In this chronicle of the mysterious, seemingly linked events occurring in, and in the vicinity of, Princeton, New Jersey, in the approximate years 1900–1910, “histories” have been condensed to a single “history” as a decade in time has been condensed, for purposes of aesthetic unity, to a period of approximately fourteen months in 1905–1906.

I know that a historian should be “objective”—but I am so passionately involved in this chronicle, and so eager to expose to a new century of readers some of the revelations regarding a tragic sequence of events occurring in the early years of the twentieth century in central New Jersey, it is very difficult for me to retain a calm, let alone a scholarly, tone. I have long been dismayed by the shoddy histories that have been written about this era in Princeton—for instance, Q. T. Hollinger’s The Unsolved Enigma of the Crosswicks Curse: A Fresh Inquiry (1949), a compendium of truths, half-truths, and outright falsehoods published by a local amateur historian in an effort to correct the most obvious errors of previous historians (Tite, Birdseye, Worthing, and Croft-Crooke) and the one-time best seller The Vampire Murders of Old Princeton (1938) by an “anonymous” author (believed to be a resident of the West End of Princeton), a notorious exploitive effort that dwells upon the superficial “sensational” aspects of the Curse, at the expense of the more subtle and less evident—i.e., the psychological, moral, and spiritual.

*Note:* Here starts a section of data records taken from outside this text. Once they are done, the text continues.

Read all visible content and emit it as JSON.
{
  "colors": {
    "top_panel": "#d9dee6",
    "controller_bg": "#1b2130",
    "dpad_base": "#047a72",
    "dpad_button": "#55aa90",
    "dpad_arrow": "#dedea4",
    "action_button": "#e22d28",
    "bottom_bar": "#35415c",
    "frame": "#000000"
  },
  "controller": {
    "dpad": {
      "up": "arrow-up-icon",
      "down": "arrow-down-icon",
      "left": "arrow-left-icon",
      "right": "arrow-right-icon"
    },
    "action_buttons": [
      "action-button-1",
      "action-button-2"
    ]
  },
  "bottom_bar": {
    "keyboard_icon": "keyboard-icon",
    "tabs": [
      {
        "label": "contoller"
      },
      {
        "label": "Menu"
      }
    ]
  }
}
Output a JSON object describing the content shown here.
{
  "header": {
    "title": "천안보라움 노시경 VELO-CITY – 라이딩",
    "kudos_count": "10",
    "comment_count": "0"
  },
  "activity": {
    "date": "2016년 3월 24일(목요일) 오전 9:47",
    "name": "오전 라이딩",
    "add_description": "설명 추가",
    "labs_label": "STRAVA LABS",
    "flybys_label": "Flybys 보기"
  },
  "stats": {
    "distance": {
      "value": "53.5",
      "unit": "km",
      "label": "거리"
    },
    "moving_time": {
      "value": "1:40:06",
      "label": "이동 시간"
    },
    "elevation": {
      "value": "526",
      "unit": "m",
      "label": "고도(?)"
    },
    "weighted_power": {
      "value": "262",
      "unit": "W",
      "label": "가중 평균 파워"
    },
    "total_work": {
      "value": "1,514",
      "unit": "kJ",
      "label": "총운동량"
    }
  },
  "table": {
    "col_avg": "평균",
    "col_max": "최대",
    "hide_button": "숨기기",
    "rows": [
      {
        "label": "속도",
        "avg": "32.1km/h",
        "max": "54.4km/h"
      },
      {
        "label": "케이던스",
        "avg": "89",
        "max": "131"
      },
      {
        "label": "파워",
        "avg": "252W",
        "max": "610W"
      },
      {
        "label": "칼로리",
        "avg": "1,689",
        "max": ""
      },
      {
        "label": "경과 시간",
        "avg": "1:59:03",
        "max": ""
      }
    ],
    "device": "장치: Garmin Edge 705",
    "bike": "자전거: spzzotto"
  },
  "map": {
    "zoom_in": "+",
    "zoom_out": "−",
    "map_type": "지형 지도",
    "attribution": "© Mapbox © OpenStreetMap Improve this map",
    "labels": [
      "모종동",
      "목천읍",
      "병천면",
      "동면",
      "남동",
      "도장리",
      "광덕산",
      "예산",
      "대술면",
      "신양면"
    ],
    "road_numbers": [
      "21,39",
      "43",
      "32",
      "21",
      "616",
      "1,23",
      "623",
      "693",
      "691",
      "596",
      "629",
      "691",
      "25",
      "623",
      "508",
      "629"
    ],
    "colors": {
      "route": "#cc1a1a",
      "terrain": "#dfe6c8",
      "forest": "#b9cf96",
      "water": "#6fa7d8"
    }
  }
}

I am embarrassed to state here, so bluntly, at the very start of my chronicle, my particular qualifications for taking on this challenging project. So I will mention only that, like several key individuals in this chronicle, I am a graduate of Princeton University (Class of 1927). I have long been a native Princetonian, born in February 1906, and baptized in the First Presbyterian Church of Princeton; I am descended from two of the oldest Princeton families, the Strachans and the van Dycks; my family residence was that austere old French Normandy stone mansion at 87 Hodge Road, now owned by strangers with a name ending in –stein who, it is said, have barbarously “gutted” the interior of the house and “renovated” it in a “more modern” style. (I apologize for this intercalation! It is not so much an emotional as it is an aesthetic and moral outburst I promise will not happen again.) Thus, though a very young child in the aftermath of the “accursed” era, I passed my adolescence in Princeton at a time when the tragic mysteries were often talked-of, in wonderment and dread; and when the forced resignation of Woodrow Wilson from the presidency of Princeton University, in 1910, was still a matter of both regret and malicious mirth in the community.

Through these connections, and others, I have been privy to many materials unavailable to other historians, like the shocking, secret coded journal of the invalid Mrs. Adelaide McLean Burr, and the intimate (and also rather shocking) personal letters of Woodrow Wilson to his beloved wife Ellen, as well as the hallucinatory ravings of the “accursed” grandchildren of Winslow Slade. (Todd Slade was an older classmate of mine at the Princeton Academy, whom I knew only at a distance.) Also, I have had access to many other personal documents—letters, diaries, journals—never available to outsiders. In addition, I have had the privilege of consulting the Manuscripts and Special Collections of Firestone Library at Princeton University. (Though I can’t boast of having waded through the legendary five tons of research materials like Woodrow Wilson’s early biographer Ray Stannard Baker, I am sure that I’ve closely perused at least a full ton.) I hope it doesn’t sound boastful to claim that of all persons living—now—no one is possessed of as much information as I am concerning the private, as well as the public, nature of the Curse.